Reconozco que nunca me he tomado con la mejor actitud las fiestas de fin de año. Exceptuando algún año loco en
que estaba poseída por la euforia de una libertad desconocida y que ya no volvió, siempre me
exaspero con el ajetreo navideño.
De niña no sentí nunca especial interés por los regalos. Mi
mamá, pobre, hacía su mejor esfuerzo para sorprenderme, pero nunca consiguió
transformarme el semblante en algo parecido a gesto de entusiasmo o ilusión.
Siempre sabía lo que había dentro del papel de regalo y nunca era lo que me
hubiese gustado. Ni con 5 años ni con 15.
Siempre fui difícil, siempre lo he sido.
Ya de mayor, renuncié a formar parte de las mareas humanas
que invaden las tiendas brillantemente decoradas y, en cuanto pude, empecé a
regalar a mis seres queridos y cercanos algún billete en un sobre. Nunca falla
y te ahorra el esfuerzo adivinatorio.
Solucionado el tema regalos, había todavía mucho con lo que
lidiar. El afán de higiene y orden que entraba en mi casa y al que había que
abocarse sin rechistar el día entero no hacía la cosa mucho más llevadera.
Y la comida. Ay, la comida. Al final terminé asumiendo el
rol de experta en salsas y carnes al horno con tal de meterme en un lugar donde
de seguro no entraba nadie que pudiera evitarlo.

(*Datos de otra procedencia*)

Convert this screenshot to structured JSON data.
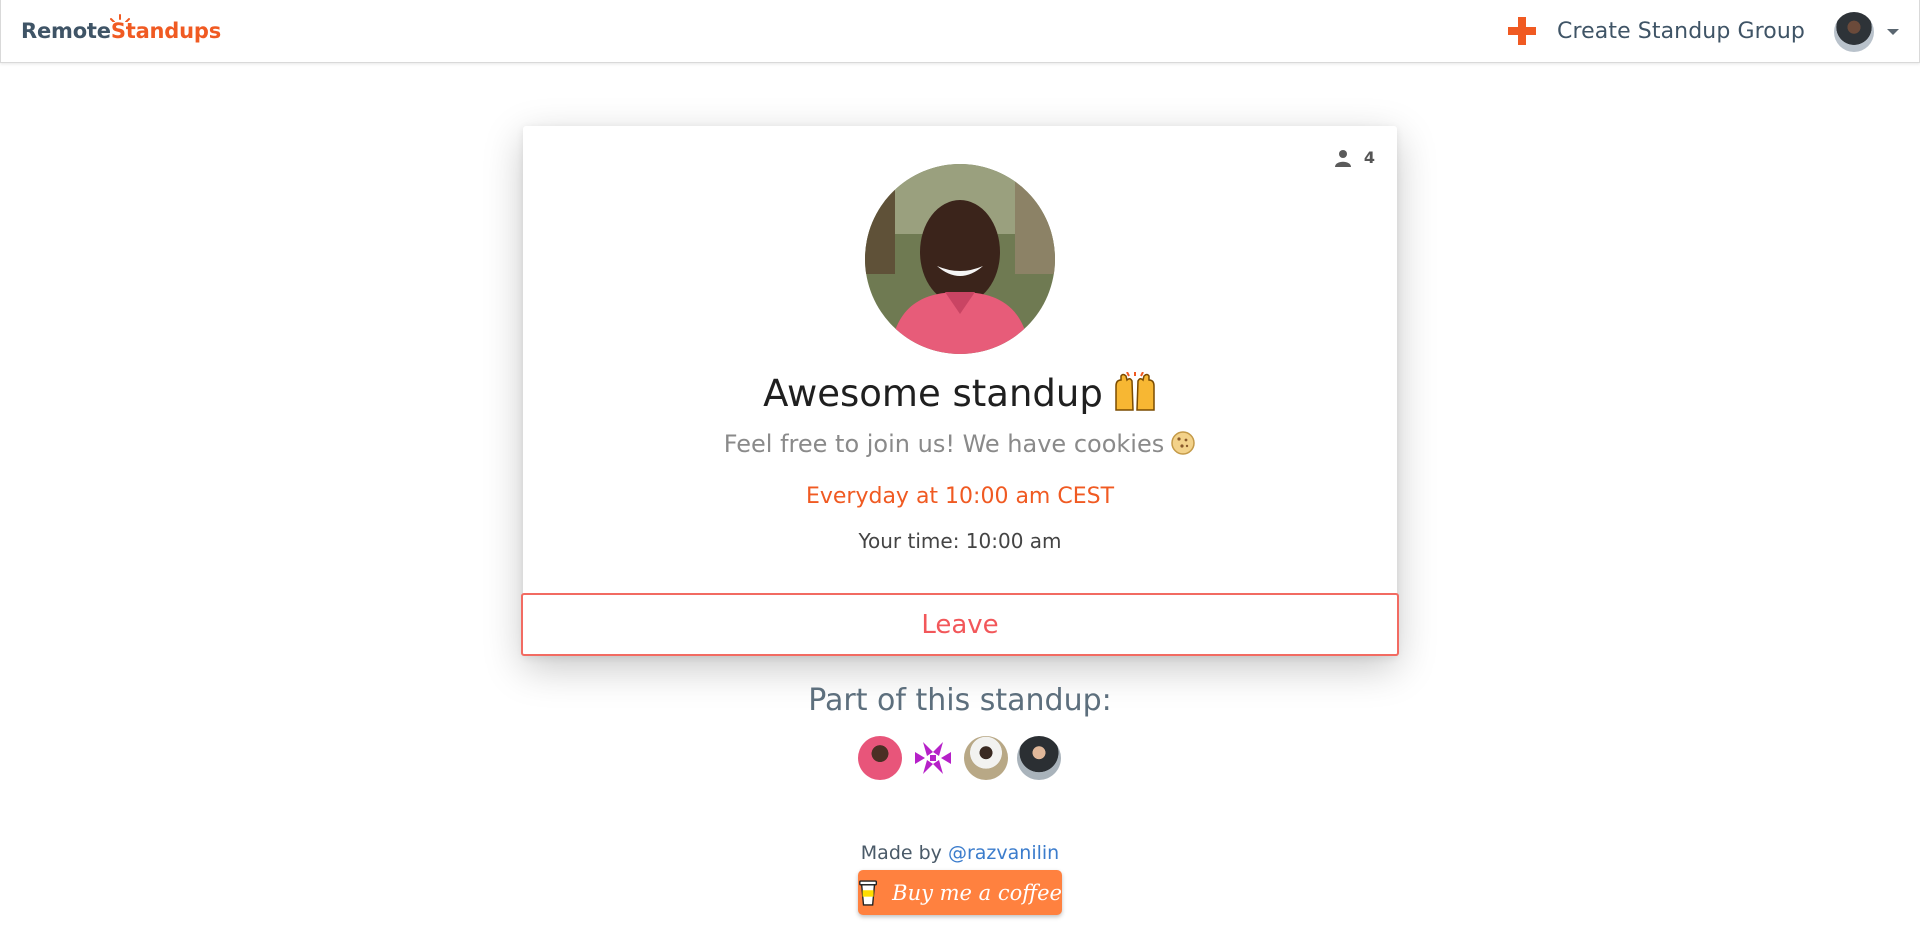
{
  "brand": {
    "part1": "Remote",
    "part2": "Standups"
  },
  "navbar": {
    "create_label": "Create Standup Group",
    "accent_color": "#f05a22"
  },
  "card": {
    "member_count": "4",
    "title": "Awesome standup",
    "title_emoji": "raised-hands-icon",
    "subtitle": "Feel free to join us! We have cookies",
    "subtitle_emoji": "cookie-icon",
    "schedule": "Everyday at 10:00 am CEST",
    "your_time": "Your time: 10:00 am",
    "leave_label": "Leave",
    "leave_color": "#f2575a"
  },
  "members": {
    "heading": "Part of this standup:",
    "avatars": [
      "member-1",
      "member-2",
      "member-3",
      "member-4"
    ]
  },
  "footer": {
    "made_by": "Made by",
    "author": "@razvanilin",
    "coffee_label": "Buy me a coffee",
    "coffee_color": "#ff813f"
  }
}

La razón de mi apatía y franco hastío por las fiestas de fin
de año viene dado, con toda seguridad, por hechos que tienen que ver con la
muerte de mi hermano, que nació en Navidad; la siempre disimulada, pero agitada
emotividad de mis padres; los enfados y borracheras de miembros masculinos de
mi familia; la carga triste con la que terminaba siempre el balance anual marcado
por un sinfín de carencias. Y el miedo. El miedo que me daban las peleas que
nunca faltaron… hasta donde puedo y quiero recordar.
Bueno, no se trata de justificarme tampoco. Sobre todo
porque estoy segura, que como a mí, hay
mucha gente a la que estas fiestas no le gustan o lo ponen triste. Gente que
extraña a gente, gente llora, gente que se siente mal por estar sola o porque
no puede estar ni dónde ni cómo le gustaría… y tantas cosas más.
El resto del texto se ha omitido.